L’acquisto di un immobile effettuato da uno solo dei coniugi può cadere in comunione legale, anche in presenza della dichiarazione di esclusione effettuata dall’altro, se non è indicato l’atto da cui proviene il denaro.
L’inesistenza dei presupposti che escludono la contitolarità dell’immobile può essere, quindi, fatta valere con una successiva azione di accertamento dal momento che la dichiarazione non presenta valore confessorio.
Questi, in sintesi, i principi statuiti dalla Cassazione con l'ordinanza n. 35086/22.
Nel caso di acquisto di un immobile effettuato dopo il matrimonio da uno dei coniugi in regime di comunione legale, la partecipazione all'atto di acquisto dell'altro coniuge non acquirente, prevista dall'art. 179, secondo comma, cod. civ. non può assumere portata confessoria qualora la dichiarazione del coniuge acquirente non contenga l'esatta indicazione della provenienza del bene da una delle diverse fattispecie di cui alle lettere a), b), c), d, e, del medesimo art. 179 del codice civile.
In mancanza di tale precisazione, l'eventuale inesistenza dei presupposti che escludono il bene acquistato dalla comunione legale può essere fatta valere con una successiva azione di accertamento della comunione, senza alcun valore confessorio della dichiarazione adesiva del coniuge non acquirente.
I giudici di Piazza Cavour hanno affrontato la questione di un acquisto immobiliare eseguito da entrambi i coniugi, in regime di comunione di beni.

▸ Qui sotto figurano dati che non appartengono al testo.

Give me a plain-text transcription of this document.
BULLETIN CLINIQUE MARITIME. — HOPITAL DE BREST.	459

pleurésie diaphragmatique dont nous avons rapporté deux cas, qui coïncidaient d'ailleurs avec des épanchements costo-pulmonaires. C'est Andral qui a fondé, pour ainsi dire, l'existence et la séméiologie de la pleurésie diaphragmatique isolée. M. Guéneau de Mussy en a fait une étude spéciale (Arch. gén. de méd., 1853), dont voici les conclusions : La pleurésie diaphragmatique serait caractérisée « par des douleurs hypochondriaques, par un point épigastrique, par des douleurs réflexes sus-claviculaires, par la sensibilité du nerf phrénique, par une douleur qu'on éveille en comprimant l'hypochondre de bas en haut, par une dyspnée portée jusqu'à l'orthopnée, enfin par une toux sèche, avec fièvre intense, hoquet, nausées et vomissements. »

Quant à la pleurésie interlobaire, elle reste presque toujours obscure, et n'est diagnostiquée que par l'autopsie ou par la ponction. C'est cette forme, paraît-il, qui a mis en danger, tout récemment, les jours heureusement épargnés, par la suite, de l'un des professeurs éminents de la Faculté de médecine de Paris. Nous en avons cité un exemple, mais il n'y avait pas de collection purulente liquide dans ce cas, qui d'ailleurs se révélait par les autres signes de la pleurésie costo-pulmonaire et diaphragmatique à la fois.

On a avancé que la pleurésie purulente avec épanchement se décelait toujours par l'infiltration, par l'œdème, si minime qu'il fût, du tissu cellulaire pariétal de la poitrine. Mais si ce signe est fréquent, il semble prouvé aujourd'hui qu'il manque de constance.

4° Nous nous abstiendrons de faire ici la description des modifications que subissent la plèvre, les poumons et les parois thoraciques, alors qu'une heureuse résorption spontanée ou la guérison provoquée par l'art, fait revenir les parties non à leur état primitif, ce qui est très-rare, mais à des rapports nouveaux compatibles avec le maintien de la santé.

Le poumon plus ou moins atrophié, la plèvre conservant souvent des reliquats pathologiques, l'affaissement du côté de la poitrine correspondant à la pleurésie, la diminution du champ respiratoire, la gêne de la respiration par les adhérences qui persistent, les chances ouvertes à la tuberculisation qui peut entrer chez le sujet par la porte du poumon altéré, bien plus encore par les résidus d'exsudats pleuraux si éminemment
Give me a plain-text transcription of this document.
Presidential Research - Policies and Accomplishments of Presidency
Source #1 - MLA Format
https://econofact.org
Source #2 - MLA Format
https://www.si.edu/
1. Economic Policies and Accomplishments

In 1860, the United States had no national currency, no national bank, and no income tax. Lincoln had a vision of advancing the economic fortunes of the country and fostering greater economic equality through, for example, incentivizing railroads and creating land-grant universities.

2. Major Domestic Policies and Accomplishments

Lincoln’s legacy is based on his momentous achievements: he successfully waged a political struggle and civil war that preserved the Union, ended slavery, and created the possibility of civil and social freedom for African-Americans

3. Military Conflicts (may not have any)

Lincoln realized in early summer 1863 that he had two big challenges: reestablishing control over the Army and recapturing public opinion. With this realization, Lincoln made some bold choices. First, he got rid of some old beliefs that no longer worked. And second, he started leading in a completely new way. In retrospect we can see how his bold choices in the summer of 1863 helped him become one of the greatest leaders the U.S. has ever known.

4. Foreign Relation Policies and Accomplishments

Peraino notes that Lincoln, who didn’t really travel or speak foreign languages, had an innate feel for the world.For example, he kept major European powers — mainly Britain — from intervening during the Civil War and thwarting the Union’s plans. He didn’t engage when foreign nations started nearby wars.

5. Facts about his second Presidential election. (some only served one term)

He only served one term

Specificatamente, il marito ha citato in giudizio la moglie esponendo di aver acquistato il 25 febbraio 1997, insieme alla coniuge, un appartamento a Roma che era stato intestato alla convenuta e che le dichiarazioni contenute nell'atto di compravendita non erano idonee a sottrarre il bene dalla comunione, in mancanza dell'indicazione specifica e analitica della provenienza della provvista che, invece, era stata procurata interamente dal marito anche mediante l'acquisizione di un mutuo bancario.
E, allora, il provvedimento precisa che l'immobile non poteva essere attribuito esclusivamente alla moglie (anche se formalmente intestataria del bene) dal momento che il marito aveva trovato le provviste per l'acquisto tramite un mutuo bancario. L'unico modo per rivendicare la proprietà esclusiva del bene era quella di dimostrare che l'acquisto fosse avvenuto con la vendita di uno dei beni fuori dalla comunione, così come previsto dall'articolo 179, comma 2, lettera f) del codice civile. In questo caso, la natura effettivamente personale del bene avrebbe determinato l'esclusione dalla comunione.